Computational and experimental study on the cation distribution of La–Cu substituted barium hexaferrites

The total energies and forces of the Ba0.5La0.5Fe11.5Cu0.5O19 structure were calculated using the density functional theory (DFT) and generalized gradient approximation (GGA). The calculations demonstrated that at 0 K, the magnetic ions Cu2+ preferentially occupy Fe3+ at the 4f2(0) and 4f2(1) configurations. For the site occupancy at the higher temperature (0–1500 K, except 0 K), we computed the formation probability of twenty inequivalent configurations using the Maxwell–Boltzmann statistical distribution. Correspondingly, the Cu2+ ions prefer to enter the 4f2 and 2b sites, especially close to lanthanum layer. In order to confirm the computational conclusions, La–Cu substituted barium hexaferrites with the chemical formula of Ba1−xLaxFe12−xCuxO19 (x = 0.0, 0.1, 0.3, and 0.5), prepared by a conventional ceramic method, were investigated by the Raman spectra and Rietveld refinement of X-ray diffraction patterns (XRD).
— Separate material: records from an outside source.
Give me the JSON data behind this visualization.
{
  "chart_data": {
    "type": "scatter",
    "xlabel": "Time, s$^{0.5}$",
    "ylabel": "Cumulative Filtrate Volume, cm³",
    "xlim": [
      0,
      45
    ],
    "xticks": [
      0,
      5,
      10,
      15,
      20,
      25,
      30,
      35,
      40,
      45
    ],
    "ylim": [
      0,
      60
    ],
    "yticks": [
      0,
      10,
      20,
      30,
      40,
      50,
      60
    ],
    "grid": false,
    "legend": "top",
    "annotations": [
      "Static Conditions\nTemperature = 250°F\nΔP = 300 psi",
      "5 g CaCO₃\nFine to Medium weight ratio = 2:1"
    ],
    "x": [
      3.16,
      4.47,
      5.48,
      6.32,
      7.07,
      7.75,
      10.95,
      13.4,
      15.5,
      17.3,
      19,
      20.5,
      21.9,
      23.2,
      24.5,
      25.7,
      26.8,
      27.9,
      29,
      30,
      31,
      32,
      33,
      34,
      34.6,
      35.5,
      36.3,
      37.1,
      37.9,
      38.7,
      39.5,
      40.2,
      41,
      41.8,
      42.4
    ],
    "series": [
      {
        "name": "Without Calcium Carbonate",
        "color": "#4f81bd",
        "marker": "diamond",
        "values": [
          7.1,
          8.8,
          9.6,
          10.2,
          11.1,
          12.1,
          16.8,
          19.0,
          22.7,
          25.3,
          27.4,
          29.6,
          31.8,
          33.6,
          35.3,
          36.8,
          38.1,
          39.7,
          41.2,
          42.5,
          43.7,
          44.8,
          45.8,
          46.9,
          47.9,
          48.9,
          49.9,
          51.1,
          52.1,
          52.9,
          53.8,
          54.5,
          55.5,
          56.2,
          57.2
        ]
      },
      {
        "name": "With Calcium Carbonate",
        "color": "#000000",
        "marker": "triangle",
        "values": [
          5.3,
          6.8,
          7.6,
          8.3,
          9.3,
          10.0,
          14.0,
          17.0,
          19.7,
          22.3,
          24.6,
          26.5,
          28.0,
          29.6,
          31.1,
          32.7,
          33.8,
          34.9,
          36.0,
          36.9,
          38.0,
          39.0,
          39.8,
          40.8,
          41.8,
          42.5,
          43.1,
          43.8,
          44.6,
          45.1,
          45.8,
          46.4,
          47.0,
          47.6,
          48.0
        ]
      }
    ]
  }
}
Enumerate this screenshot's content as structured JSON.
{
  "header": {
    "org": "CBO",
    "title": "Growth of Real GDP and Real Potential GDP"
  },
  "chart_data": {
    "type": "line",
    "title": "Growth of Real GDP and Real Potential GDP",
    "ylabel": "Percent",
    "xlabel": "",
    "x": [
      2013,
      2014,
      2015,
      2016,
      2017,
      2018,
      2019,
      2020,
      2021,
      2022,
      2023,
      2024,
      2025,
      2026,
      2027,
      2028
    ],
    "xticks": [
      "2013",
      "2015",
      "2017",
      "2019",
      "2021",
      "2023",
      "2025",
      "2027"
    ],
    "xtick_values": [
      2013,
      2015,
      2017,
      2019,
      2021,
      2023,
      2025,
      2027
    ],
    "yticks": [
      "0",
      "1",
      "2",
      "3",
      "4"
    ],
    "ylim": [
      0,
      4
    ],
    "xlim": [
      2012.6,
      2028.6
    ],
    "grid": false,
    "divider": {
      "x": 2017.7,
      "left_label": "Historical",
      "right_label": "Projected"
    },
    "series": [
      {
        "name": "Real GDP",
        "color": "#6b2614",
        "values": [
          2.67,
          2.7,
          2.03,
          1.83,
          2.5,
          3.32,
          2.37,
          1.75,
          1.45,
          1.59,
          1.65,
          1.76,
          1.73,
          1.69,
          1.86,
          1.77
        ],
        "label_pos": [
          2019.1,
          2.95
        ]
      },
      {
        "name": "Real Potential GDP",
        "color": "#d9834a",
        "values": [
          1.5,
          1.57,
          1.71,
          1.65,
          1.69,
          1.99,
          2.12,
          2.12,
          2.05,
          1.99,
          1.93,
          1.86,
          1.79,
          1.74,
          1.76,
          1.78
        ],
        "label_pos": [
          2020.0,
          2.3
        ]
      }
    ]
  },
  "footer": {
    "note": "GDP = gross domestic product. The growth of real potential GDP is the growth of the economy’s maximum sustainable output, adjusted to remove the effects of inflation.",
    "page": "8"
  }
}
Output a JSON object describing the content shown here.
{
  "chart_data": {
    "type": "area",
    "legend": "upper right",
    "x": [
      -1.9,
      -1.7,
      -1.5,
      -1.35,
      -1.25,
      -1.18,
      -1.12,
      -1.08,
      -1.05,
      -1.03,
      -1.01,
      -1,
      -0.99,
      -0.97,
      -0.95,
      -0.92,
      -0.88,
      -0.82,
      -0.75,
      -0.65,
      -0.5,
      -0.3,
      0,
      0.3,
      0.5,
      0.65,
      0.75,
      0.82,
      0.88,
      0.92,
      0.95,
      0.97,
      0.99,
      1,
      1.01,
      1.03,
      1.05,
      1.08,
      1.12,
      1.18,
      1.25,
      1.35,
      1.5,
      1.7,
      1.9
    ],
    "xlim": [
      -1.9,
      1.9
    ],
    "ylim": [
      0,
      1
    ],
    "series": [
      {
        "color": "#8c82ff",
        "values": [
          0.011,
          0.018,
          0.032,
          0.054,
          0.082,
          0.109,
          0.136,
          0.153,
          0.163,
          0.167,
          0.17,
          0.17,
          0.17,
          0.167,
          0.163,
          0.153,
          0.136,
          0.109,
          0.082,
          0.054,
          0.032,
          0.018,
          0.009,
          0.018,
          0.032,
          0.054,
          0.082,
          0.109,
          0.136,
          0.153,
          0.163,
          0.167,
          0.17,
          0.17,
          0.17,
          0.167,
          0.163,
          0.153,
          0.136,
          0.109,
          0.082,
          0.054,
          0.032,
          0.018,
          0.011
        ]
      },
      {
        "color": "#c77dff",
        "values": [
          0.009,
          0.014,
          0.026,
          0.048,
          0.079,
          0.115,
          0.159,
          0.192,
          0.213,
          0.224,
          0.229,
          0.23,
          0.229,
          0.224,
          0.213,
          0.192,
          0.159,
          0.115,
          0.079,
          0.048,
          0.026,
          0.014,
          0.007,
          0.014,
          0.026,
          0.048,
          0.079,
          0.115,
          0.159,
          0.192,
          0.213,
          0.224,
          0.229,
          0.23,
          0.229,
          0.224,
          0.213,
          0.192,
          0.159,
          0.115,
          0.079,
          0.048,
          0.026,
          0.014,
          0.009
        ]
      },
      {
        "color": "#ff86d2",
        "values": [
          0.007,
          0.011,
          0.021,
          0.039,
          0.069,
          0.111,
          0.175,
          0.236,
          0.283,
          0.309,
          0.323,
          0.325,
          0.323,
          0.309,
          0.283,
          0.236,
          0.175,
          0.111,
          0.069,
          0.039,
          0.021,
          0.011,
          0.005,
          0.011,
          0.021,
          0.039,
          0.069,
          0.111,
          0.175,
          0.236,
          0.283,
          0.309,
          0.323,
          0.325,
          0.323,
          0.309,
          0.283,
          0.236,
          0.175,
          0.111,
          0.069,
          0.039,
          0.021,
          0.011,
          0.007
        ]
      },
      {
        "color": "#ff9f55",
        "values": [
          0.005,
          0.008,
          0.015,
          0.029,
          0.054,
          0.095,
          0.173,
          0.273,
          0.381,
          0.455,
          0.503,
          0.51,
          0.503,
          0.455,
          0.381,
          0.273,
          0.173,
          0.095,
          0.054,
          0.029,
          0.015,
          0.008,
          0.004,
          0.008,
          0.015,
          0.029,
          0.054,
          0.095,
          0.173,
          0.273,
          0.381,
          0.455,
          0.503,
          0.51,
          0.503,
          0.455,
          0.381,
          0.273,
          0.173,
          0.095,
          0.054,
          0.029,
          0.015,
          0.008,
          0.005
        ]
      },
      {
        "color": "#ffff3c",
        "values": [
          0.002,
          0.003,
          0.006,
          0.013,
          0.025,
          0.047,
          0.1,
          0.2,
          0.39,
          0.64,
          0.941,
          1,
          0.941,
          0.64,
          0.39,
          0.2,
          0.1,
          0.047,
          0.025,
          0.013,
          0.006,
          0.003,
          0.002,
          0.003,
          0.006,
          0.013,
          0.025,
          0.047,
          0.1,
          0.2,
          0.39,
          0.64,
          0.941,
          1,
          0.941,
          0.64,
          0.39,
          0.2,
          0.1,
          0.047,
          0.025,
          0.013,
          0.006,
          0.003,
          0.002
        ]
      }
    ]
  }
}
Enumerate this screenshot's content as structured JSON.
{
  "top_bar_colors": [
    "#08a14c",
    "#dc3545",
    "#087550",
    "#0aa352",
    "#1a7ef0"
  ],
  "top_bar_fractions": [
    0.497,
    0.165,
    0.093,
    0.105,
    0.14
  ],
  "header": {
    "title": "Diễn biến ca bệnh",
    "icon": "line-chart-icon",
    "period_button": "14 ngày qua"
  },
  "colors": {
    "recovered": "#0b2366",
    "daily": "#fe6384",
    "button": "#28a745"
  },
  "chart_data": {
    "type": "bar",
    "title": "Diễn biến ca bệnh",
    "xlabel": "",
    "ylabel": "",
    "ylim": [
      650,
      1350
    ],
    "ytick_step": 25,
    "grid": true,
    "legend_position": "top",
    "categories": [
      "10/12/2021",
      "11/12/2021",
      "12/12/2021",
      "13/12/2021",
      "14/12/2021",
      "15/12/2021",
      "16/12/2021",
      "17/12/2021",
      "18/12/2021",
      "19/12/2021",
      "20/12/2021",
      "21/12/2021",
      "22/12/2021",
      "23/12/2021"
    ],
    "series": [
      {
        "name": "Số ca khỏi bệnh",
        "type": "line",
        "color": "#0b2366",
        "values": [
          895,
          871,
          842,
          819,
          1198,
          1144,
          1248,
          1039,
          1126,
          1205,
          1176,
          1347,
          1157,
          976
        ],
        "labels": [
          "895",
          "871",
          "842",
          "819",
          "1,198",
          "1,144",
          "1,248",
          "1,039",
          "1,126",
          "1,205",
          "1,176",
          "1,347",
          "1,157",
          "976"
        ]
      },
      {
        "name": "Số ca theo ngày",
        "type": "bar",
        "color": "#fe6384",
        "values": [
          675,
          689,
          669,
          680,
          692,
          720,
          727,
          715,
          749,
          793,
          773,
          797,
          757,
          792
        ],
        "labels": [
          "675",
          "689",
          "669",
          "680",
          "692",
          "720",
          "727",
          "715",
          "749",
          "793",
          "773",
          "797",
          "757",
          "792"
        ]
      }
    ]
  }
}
The experiments revealed that the Cu2+ ions are partitioned at the 2b and 4f2 sites in the ratio of around 1:2. [Display omitted] •Twenty inequivalent configurations of Cu occupying Fe were calculated by DFT.•Formation probability of Cu was computed by Maxwell–Boltzmann statistical distribution.•Ba1−xLaxFe12−xCuxO19 samples were prepared by a conventional ceramic method.•The Cu2+ preferentially replace Fe3+ at the 4f2(0) and 4f2(1) configurations.•The ratio of Cu occupying Fe at the 2b and 4f2 sites is approximately 1:2.